Signal-amplification strategy and advances in electrochemistry-based CRISPR/Cas12 biosensing

CRISPR/Cas12 system has gained considerable attention due to its precise gene editing capabilities and robust trans-cleavage activities, demonstrating significant promise in detection of nucleic acids, proteins, ions, and microbes. The integration of CRISPR/Cas12 systems into electrochemical biosensors offers a significant opportunity to enhance adaptability, sensitivity, and specificity, reduce recovery times, has become an immensely effective tool for next-generation molecular diagnosis. To improve the performance of electrochemistry-based CRISPR/Cas12 biosensing, various signal amplification techniques have been elaborately incorporated.
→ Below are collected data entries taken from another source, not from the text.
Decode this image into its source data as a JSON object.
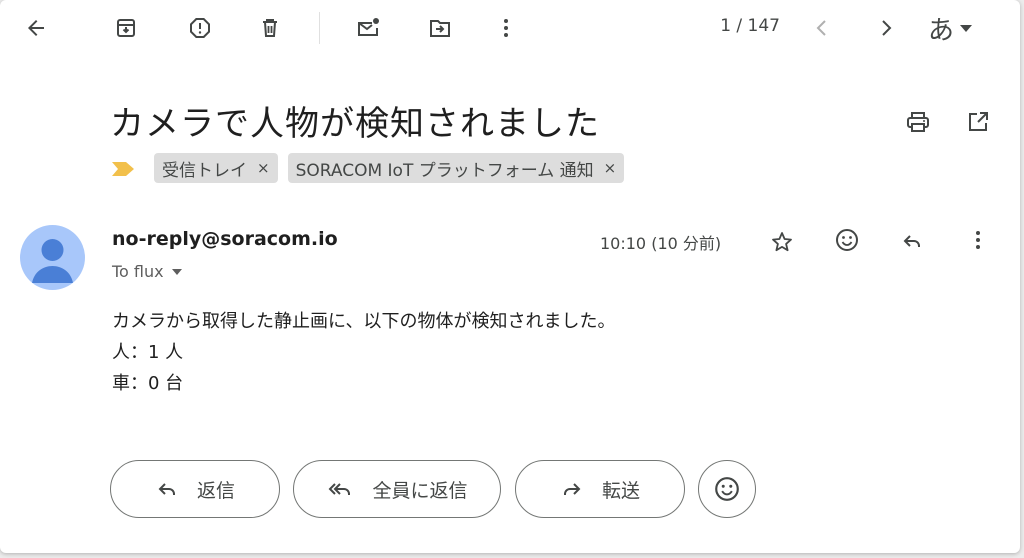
{
  "toolbar": {
    "back_icon": "arrow-left-icon",
    "archive_icon": "archive-icon",
    "report_spam_icon": "report-icon",
    "delete_icon": "trash-icon",
    "mark_unread_icon": "mark-unread-icon",
    "move_to_icon": "move-to-icon",
    "more_icon": "more-vertical-icon",
    "pager": "1 / 147",
    "older_icon": "chevron-left-icon",
    "newer_icon": "chevron-right-icon",
    "language": "あ"
  },
  "message": {
    "subject": "カメラで人物が検知されました",
    "labels": [
      {
        "name": "受信トレイ",
        "remove": "×"
      },
      {
        "name": "SORACOM IoT プラットフォーム 通知",
        "remove": "×"
      }
    ],
    "sender": "no-reply@soracom.io",
    "to": "To flux",
    "time": "10:10 (10 分前)",
    "body_lines": [
      "カメラから取得した静止画に、以下の物体が検知されました。",
      "人：1 人",
      "車：0 台"
    ]
  },
  "actions": {
    "reply": "返信",
    "reply_all": "全員に返信",
    "forward": "転送"
  },
  "colors": {
    "importance_marker": "#f2c04b",
    "avatar_bg": "#a8c7fa",
    "avatar_fg": "#4a7fd6",
    "chip_bg": "#dddddd"
  }
}
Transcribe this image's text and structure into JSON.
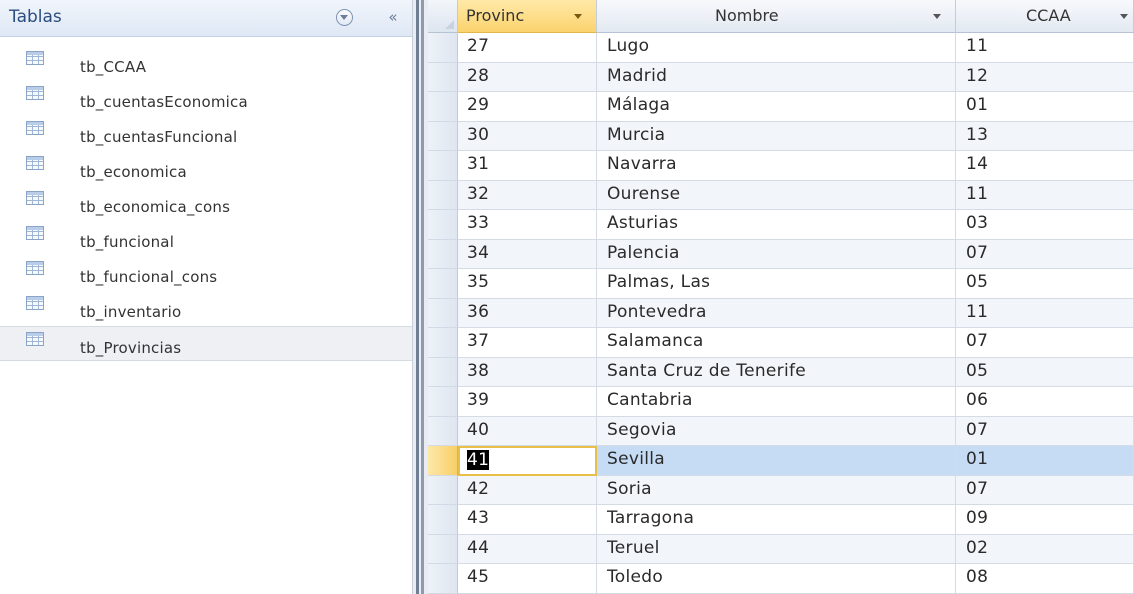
{
  "nav": {
    "title": "Tablas",
    "menu_icon": "chevron-down-circle-icon",
    "collapse_label": "«",
    "items": [
      {
        "label": "tb_CCAA",
        "icon": "table-icon"
      },
      {
        "label": "tb_cuentasEconomica",
        "icon": "table-icon"
      },
      {
        "label": "tb_cuentasFuncional",
        "icon": "table-icon"
      },
      {
        "label": "tb_economica",
        "icon": "table-icon"
      },
      {
        "label": "tb_economica_cons",
        "icon": "table-icon"
      },
      {
        "label": "tb_funcional",
        "icon": "table-icon"
      },
      {
        "label": "tb_funcional_cons",
        "icon": "table-icon"
      },
      {
        "label": "tb_inventario",
        "icon": "table-icon"
      },
      {
        "label": "tb_Provincias",
        "icon": "table-icon",
        "selected": true
      }
    ]
  },
  "datasheet": {
    "columns": [
      {
        "label": "Provinc"
      },
      {
        "label": "Nombre"
      },
      {
        "label": "CCAA"
      }
    ],
    "current_row": 14,
    "rows": [
      [
        "27",
        "Lugo",
        "11"
      ],
      [
        "28",
        "Madrid",
        "12"
      ],
      [
        "29",
        "Málaga",
        "01"
      ],
      [
        "30",
        "Murcia",
        "13"
      ],
      [
        "31",
        "Navarra",
        "14"
      ],
      [
        "32",
        "Ourense",
        "11"
      ],
      [
        "33",
        "Asturias",
        "03"
      ],
      [
        "34",
        "Palencia",
        "07"
      ],
      [
        "35",
        "Palmas, Las",
        "05"
      ],
      [
        "36",
        "Pontevedra",
        "11"
      ],
      [
        "37",
        "Salamanca",
        "07"
      ],
      [
        "38",
        "Santa Cruz de Tenerife",
        "05"
      ],
      [
        "39",
        "Cantabria",
        "06"
      ],
      [
        "40",
        "Segovia",
        "07"
      ],
      [
        "41",
        "Sevilla",
        "01"
      ],
      [
        "42",
        "Soria",
        "07"
      ],
      [
        "43",
        "Tarragona",
        "09"
      ],
      [
        "44",
        "Teruel",
        "02"
      ],
      [
        "45",
        "Toledo",
        "08"
      ]
    ]
  },
  "colors": {
    "accent": "#fbd36e",
    "selection": "#c6dcf5",
    "nav_title": "#2a4c7f"
  }
}
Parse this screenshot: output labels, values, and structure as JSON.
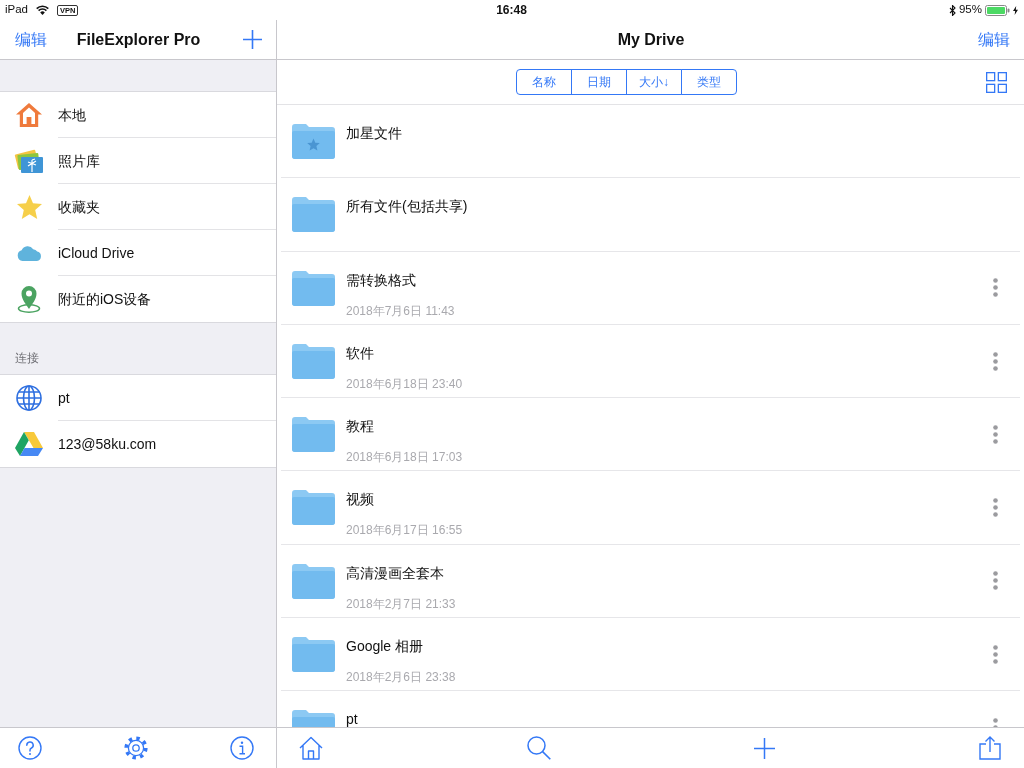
{
  "status_bar": {
    "device": "iPad",
    "vpn": "VPN",
    "time": "16:48",
    "battery": "95%"
  },
  "sidebar": {
    "edit": "编辑",
    "title": "FileExplorer Pro",
    "locations": [
      {
        "label": "本地"
      },
      {
        "label": "照片库"
      },
      {
        "label": "收藏夹"
      },
      {
        "label": "iCloud Drive"
      },
      {
        "label": "附近的iOS设备"
      }
    ],
    "section_title": "连接",
    "connections": [
      {
        "label": "pt"
      },
      {
        "label": "123@58ku.com"
      }
    ]
  },
  "main": {
    "title": "My Drive",
    "edit": "编辑",
    "sort_options": [
      "名称",
      "日期",
      "大小↓",
      "类型"
    ],
    "folders": [
      {
        "name": "加星文件",
        "starred": true,
        "more_menu": false
      },
      {
        "name": "所有文件(包括共享)",
        "starred": false,
        "more_menu": false
      },
      {
        "name": "需转换格式",
        "date": "2018年7月6日 11:43",
        "starred": false,
        "more_menu": true
      },
      {
        "name": "软件",
        "date": "2018年6月18日 23:40",
        "starred": false,
        "more_menu": true
      },
      {
        "name": "教程",
        "date": "2018年6月18日 17:03",
        "starred": false,
        "more_menu": true
      },
      {
        "name": "视频",
        "date": "2018年6月17日 16:55",
        "starred": false,
        "more_menu": true
      },
      {
        "name": "高清漫画全套本",
        "date": "2018年2月7日 21:33",
        "starred": false,
        "more_menu": true
      },
      {
        "name": "Google 相册",
        "date": "2018年2月6日 23:38",
        "starred": false,
        "more_menu": true
      },
      {
        "name": "pt",
        "starred": false,
        "more_menu": true
      }
    ]
  }
}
This review first introduces the fundamental principles underlying electrochemistry-based CRISPR/Cas12 biosensing, followed by a comprehensive analysis of advancements in two main signal amplification strategies: nucleic acid amplification-free and nucleic acid amplification-based strategies. The former one includes strategies such as magnetic nanoparticles for enhanced specificity, probe modifications to minimize background noise, crRNA design for improved efficiency, and nanomaterials-based conductivity enhancement. The latter explores innovative nucleic acid amplification techniques, including rolling circle amplification (RCA), hybridization chain reaction (HCR), and primer exchange reaction (PER) to further boost sensitivity and specificity. Finally, the challenges and future perspectives of electrochemistry-based CRISPR/Cas12 biosensing are critical examined.